Ōnokuni has remained in the sumo world as an oyakata, or elder, and opened his own training stable, Shibatayama-beya in 1999. In March 2008 the stable produced its first sekitori, Daiyubu, but he spent only one tournament in jūryō and retired suddenly in June 2010 after falling out with his stablemaster. Daiyubu filed a lawsuit in September claiming that he was slapped and punched, and his topknot was cut off against his will. Shibatayama was questioned by police over the alleged incidents. The case was eventually settled out of court. In March 2016 Shibatayama and one of his wrestlers, Komatokuni, were ordered by the Tokyo District Court to pay 32.4 million yen (287,500 USD) in compensation to another former wrestler who the court ruled had faced "daily abuse" since joining in 2008 and had to undergo four surgeries for a detached retina, eventually losing sight in the eye in 2013. Shibatayama appealed the ruling, and in November 2016 a court-mediated, confidential settlement was reached.
In 2013 his old stable closed when Hanaregoma Oyakata reached the mandatory retirement age, and their wrestlers transferred to Shibatayama stable. As of March 2016 the stable has no sekitori.

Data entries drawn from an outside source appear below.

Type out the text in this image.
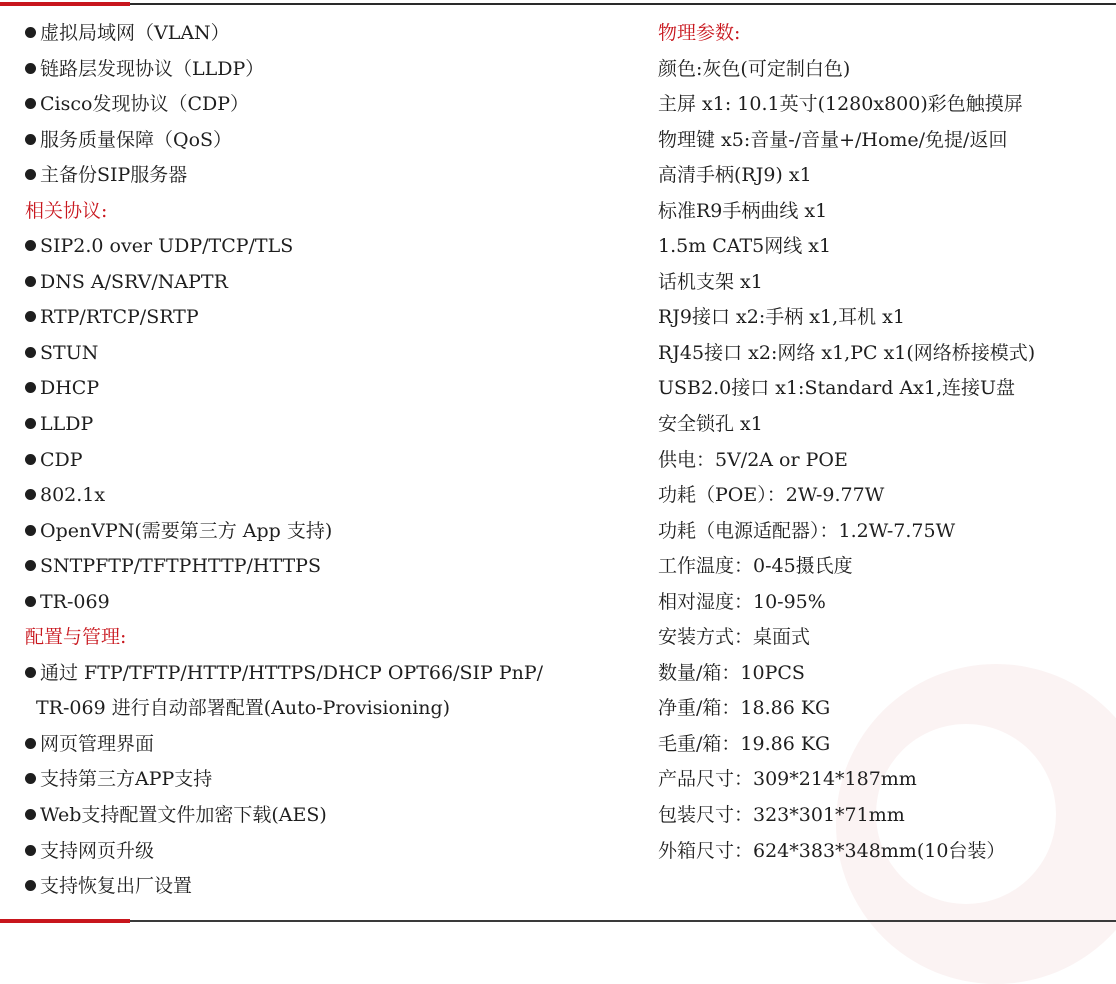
虚拟局域网（VLAN）
链路层发现协议（LLDP）
Cisco发现协议（CDP）
服务质量保障（QoS）
主备份SIP服务器
相关协议:
SIP2.0 over UDP/TCP/TLS
DNS A/SRV/NAPTR
RTP/RTCP/SRTP
STUN
DHCP
LLDP
CDP
802.1x
OpenVPN(需要第三方 App 支持)
SNTPFTP/TFTPHTTP/HTTPS
TR-069
配置与管理:
通过 FTP/TFTP/HTTP/HTTPS/DHCP OPT66/SIP PnP/
TR-069 进行自动部署配置(Auto-Provisioning)
网页管理界面
支持第三方APP支持
Web支持配置文件加密下载(AES)
支持网页升级
支持恢复出厂设置
物理参数:
颜色:灰色(可定制白色)
主屏 x1: 10.1英寸(1280x800)彩色触摸屏
物理键 x5:音量-/音量+/Home/免提/返回
高清手柄(RJ9) x1
标准R9手柄曲线 x1
1.5m CAT5网线 x1
话机支架 x1
RJ9接口 x2:手柄 x1,耳机 x1
RJ45接口 x2:网络 x1,PC x1(网络桥接模式)
USB2.0接口 x1:Standard Ax1,连接U盘
安全锁孔 x1
供电：5V/2A or POE
功耗（POE）：2W-9.77W
功耗（电源适配器）：1.2W-7.75W
工作温度：0-45摄氏度
相对湿度：10-95%
安装方式：桌面式
数量/箱：10PCS
净重/箱：18.86 KG
毛重/箱：19.86 KG
产品尺寸：309*214*187mm
包装尺寸：323*301*71mm
外箱尺寸：624*383*348mm(10台装）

He also has a reputation as a baker of cakes, and published a book (第62代横綱大乃国の全国スイーツ巡業, 62nd Yokozuna Ōnokuni's National Sweets Tour).
His autobiography, titled Winning Even When You Lose, was published in 2008.
He has been married since 1989.
Ōnokuni favoured grip on his opponent's mawashi was migi-yotsu, a left hand outside and right hand inside position. His most common winning kimarite was yori-kiri, which accounted for nearly half his victories at sekitori level. He was also fond of uwatenage, or overarm throw. He had a somewhat defensive style, preferring to wait for his opportunity rather than take the initiative right from the beginning of a bout.